Certain whey proteins were the only assessed milk components inversely associated with asthma, but the effect could not be ascribed to a single whey protein because of their high intercorrelation. Milk processing, such as heating, does not affect heat-stable caseins, whereas whey proteins, accounting for 18% of the total protein in cow's milk, are more sensitive to heat treatment
and might influence the bioavailability of the proteins. Bovine whey contains proteins secreted by the mammary gland, such as β-lactoglobulin, α-lactalbumin, and lactoferrin, and from serum, such as IgG, serum albumin, and TGF-β.
Whey proteins from bovine milk seem to play an important role in host defense against infection and excessive inflammation, yet the mechanism of action remains poorly understood.
In the present study TGF-β2 was not significantly associated with asthma. Whey also contains the major milk allergens β-lactoglobulin and α-lactalbumin, and it remains perplexing that early consumption of raw cow's milk decreases the risk of asthma. Immunomodulatory effects have been ascribed to α-lactalbumin
In addition, one might speculate that milk processing, such as homogenization, might alter the context in which potentially allergenic structures are presented to the immune system. Presentation of the allergenic epitopes might also be influenced by complexing the allergen with immunoglobulins, as recently proposed in an animal model.
Phase III analyses allowed us to differentiate shop milk samples according to heat treatment and found pasteurized shop milk consumption to be associated with less asthma and to have higher whey protein levels than high heat–treated shop milk.

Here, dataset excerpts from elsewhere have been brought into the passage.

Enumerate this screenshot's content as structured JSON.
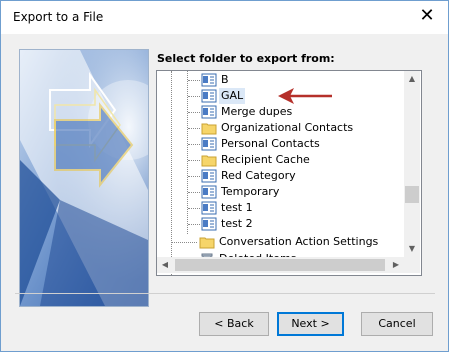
{
  "window": {
    "title": "Export to a File",
    "close_glyph": "✕"
  },
  "prompt": "Select folder to export from:",
  "tree": {
    "items": [
      {
        "label": "B",
        "icon": "contacts-icon",
        "selected": false
      },
      {
        "label": "GAL",
        "icon": "contacts-icon",
        "selected": true
      },
      {
        "label": "Merge dupes",
        "icon": "contacts-icon",
        "selected": false
      },
      {
        "label": "Organizational Contacts",
        "icon": "folder-icon",
        "selected": false
      },
      {
        "label": "Personal Contacts",
        "icon": "contacts-icon",
        "selected": false
      },
      {
        "label": "Recipient Cache",
        "icon": "folder-icon",
        "selected": false
      },
      {
        "label": "Red Category",
        "icon": "contacts-icon",
        "selected": false
      },
      {
        "label": "Temporary",
        "icon": "contacts-icon",
        "selected": false
      },
      {
        "label": "test 1",
        "icon": "contacts-icon",
        "selected": false
      },
      {
        "label": "test 2",
        "icon": "contacts-icon",
        "selected": false
      },
      {
        "label": "Conversation Action Settings",
        "icon": "folder-icon",
        "selected": false
      },
      {
        "label": "Deleted Items",
        "icon": "deleted-items-icon",
        "selected": false
      }
    ]
  },
  "annotation_color": "#b5302a",
  "buttons": {
    "back": "< Back",
    "next": "Next >",
    "cancel": "Cancel"
  }
}
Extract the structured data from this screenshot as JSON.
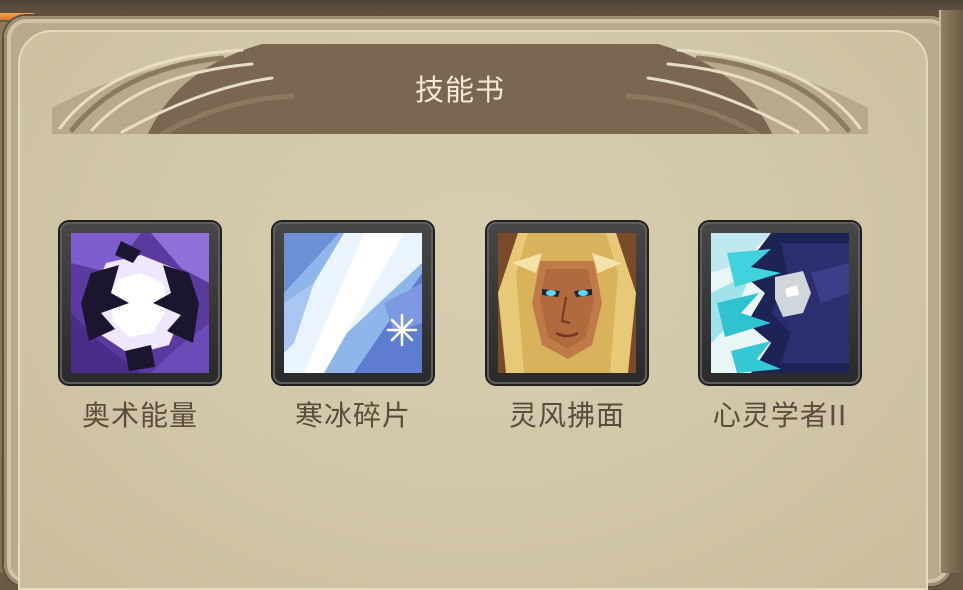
{
  "panel": {
    "title": "技能书"
  },
  "top_bar": {
    "progress_fraction": 0.3
  },
  "skills": [
    {
      "label": "奥术能量",
      "icon": "arcane-energy-icon"
    },
    {
      "label": "寒冰碎片",
      "icon": "frost-shard-icon"
    },
    {
      "label": "灵风拂面",
      "icon": "spirit-wind-icon"
    },
    {
      "label": "心灵学者II",
      "icon": "mind-scholar-icon"
    }
  ],
  "colors": {
    "panel_bg": "#d2c6a8",
    "title_band": "#7a6750",
    "label_text": "#5b4d3c",
    "accent_orange": "#e58a36"
  }
}
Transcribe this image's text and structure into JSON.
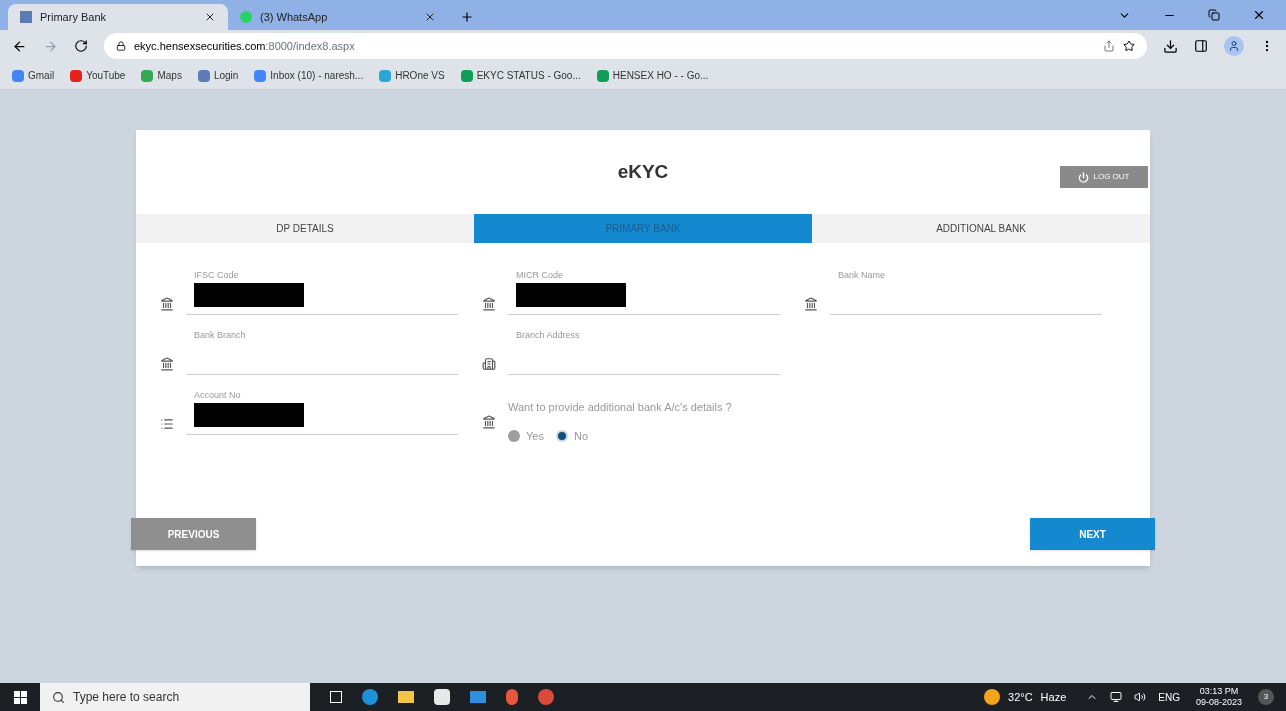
{
  "browser": {
    "tabs": [
      {
        "title": "Primary Bank",
        "selected": true
      },
      {
        "title": "(3) WhatsApp",
        "selected": false
      }
    ],
    "url_host": "ekyc.hensexsecurities.com",
    "url_path": ":8000/index8.aspx",
    "bookmarks": [
      "Gmail",
      "YouTube",
      "Maps",
      "Login",
      "Inbox (10) - naresh...",
      "HROne VS",
      "EKYC STATUS - Goo...",
      "HENSEX HO - - Go..."
    ]
  },
  "page": {
    "title": "eKYC",
    "logout": "LOG OUT",
    "tabs": [
      {
        "label": "DP DETAILS",
        "selected": false
      },
      {
        "label": "PRIMARY BANK",
        "selected": true
      },
      {
        "label": "ADDITIONAL BANK",
        "selected": false
      }
    ],
    "fields": [
      {
        "label": "IFSC Code",
        "redacted": true
      },
      {
        "label": "MICR Code",
        "redacted": true
      },
      {
        "label": "Bank Name",
        "redacted": false
      },
      {
        "label": "Bank Branch",
        "redacted": false
      },
      {
        "label": "Branch Address",
        "redacted": false
      },
      {
        "label": "Account No",
        "redacted": true
      }
    ],
    "question": "Want to provide additional bank A/c's details ?",
    "options": [
      {
        "label": "Yes",
        "selected": false
      },
      {
        "label": "No",
        "selected": true
      }
    ],
    "previous": "PREVIOUS",
    "next": "NEXT"
  },
  "taskbar": {
    "search_placeholder": "Type here to search",
    "temperature": "32°C",
    "weather": "Haze",
    "language": "ENG",
    "time": "03:13 PM",
    "date": "09-08-2023",
    "notifications": "3"
  }
}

Yet the association between pasteurized milk consumption and asthma was not statistically significant and needs to be confirmed in larger studies.

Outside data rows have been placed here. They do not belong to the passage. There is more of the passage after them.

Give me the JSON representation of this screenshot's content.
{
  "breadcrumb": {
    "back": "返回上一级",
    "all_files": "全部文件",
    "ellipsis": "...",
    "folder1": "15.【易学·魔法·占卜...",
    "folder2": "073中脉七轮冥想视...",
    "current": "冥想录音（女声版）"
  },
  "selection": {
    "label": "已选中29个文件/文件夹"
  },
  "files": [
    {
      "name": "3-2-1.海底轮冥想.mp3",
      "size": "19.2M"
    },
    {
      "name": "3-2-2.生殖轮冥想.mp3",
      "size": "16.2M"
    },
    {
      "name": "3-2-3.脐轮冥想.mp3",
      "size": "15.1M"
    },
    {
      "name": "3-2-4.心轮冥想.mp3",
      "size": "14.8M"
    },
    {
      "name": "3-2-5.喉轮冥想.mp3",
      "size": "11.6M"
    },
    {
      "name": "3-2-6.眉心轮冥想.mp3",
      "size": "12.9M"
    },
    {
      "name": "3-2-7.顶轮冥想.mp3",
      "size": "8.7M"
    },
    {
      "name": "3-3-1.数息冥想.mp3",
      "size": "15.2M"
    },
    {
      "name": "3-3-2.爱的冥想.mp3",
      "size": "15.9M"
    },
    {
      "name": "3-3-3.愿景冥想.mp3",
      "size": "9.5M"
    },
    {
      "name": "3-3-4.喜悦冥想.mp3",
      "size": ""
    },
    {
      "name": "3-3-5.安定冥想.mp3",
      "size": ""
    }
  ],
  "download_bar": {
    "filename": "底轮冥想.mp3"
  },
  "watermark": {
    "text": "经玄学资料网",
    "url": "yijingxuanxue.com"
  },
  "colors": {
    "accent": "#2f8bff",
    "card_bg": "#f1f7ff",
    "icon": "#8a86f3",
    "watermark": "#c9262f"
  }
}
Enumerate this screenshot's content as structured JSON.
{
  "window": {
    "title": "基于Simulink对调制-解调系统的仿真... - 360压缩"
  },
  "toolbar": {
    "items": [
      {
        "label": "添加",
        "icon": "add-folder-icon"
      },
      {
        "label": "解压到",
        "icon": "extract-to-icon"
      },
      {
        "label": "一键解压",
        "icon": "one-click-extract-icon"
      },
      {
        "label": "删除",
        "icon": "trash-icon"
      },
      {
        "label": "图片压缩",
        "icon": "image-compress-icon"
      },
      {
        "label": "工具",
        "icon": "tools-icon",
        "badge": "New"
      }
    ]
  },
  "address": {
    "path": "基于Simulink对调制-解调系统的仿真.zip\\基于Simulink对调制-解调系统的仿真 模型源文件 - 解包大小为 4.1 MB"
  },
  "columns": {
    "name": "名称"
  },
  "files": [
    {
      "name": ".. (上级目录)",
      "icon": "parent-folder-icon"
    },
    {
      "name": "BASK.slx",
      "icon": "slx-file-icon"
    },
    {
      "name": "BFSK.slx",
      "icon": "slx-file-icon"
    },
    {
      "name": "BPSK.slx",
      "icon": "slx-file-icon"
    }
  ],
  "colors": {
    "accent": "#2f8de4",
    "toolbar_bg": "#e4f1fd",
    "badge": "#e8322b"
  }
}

In this study BSA, α-lactalbumin, and β-lactoglobulin levels were found to be inversely associated with asthma but not with atopy. It is thus conceivable that milk components not measured in the present study underlie the epidemiologically observed inverse association between farm milk consumption and atopy. The fatty acid composition of farm milk might be one such factor, which has been hypothesized before.
In the present analysis the total fat content of the milk samples was not associated with asthma or atopy, which is in contrast to other epidemiologic studies reporting a reduced risk of asthma associated with consumption of milk fat–containing products, such as full cream milk and butter,
The main strength of the present study is the objective determination of several milk compounds and the enzymatic classification of the heat treatment of a comparatively large number of milk samples consumed by study participants, thus expanding questionnaire-based analysis. The cross-sectional design of the study, the lack of fatty acid measurements, and the limitations of the microbial analyses represent the main limitations of the present study.

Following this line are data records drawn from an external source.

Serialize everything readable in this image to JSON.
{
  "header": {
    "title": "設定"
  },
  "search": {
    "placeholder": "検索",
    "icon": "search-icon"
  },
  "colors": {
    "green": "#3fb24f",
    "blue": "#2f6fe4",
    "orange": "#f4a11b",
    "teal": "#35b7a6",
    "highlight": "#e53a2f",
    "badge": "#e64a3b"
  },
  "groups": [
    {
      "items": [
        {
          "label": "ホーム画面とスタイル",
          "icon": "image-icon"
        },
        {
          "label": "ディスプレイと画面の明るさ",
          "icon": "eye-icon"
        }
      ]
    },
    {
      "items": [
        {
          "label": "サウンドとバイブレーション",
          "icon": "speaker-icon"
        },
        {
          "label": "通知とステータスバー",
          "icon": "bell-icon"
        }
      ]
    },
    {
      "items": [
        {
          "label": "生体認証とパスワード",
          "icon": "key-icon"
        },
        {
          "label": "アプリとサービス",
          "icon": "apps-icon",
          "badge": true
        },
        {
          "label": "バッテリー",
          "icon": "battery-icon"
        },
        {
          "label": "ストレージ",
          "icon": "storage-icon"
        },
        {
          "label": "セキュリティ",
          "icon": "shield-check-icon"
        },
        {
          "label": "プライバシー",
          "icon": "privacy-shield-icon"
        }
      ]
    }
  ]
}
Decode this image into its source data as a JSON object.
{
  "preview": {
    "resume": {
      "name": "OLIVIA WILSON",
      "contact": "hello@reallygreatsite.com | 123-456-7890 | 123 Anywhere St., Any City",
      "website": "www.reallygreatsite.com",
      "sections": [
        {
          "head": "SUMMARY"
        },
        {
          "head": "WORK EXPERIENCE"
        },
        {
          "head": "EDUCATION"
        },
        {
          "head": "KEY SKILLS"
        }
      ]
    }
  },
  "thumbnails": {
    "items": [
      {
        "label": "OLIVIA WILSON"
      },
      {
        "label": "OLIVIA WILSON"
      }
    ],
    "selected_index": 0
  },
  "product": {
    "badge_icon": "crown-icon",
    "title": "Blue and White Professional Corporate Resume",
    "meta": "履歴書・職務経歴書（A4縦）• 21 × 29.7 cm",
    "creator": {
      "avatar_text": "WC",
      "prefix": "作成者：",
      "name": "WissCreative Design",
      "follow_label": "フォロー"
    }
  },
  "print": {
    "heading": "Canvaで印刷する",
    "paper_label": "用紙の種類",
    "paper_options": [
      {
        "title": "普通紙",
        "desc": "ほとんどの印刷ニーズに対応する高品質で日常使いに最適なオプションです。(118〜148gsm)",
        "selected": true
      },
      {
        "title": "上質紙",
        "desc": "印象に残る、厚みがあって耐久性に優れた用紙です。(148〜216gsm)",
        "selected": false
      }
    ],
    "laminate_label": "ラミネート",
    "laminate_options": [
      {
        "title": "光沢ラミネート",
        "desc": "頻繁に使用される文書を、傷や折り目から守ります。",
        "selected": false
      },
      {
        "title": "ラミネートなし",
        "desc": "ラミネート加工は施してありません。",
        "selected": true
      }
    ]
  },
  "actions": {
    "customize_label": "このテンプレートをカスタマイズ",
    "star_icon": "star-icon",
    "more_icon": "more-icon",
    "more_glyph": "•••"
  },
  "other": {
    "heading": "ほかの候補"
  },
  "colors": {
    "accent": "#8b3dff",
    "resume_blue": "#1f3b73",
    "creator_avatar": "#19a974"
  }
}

The long-term solution to the asthma epidemic is thought to be prevention and not treatment of established disease,
and nutritional interventions might represent an interesting avenue. However, on the basis of current knowledge, raw milk consumption cannot be recommended because it might contain pathogens. Once the mechanisms underlying the protective farm milk effect are better understood, ways of processing and preserving a safe and preventive milk can be developed.
Key messages
•
Questionnaire-reported consumption of unboiled but not boiled farm milk was inversely associated with asthma, hay fever, and atopy.
•
Higher levels of the whey proteins BSA, α-lactalbumin, and β-lactoglobulin in milk samples were associated with a reduced risk of asthma but not atopy.
•
Neither total viable bacterial counts nor the total fat content of the milk were related to asthma or atopy.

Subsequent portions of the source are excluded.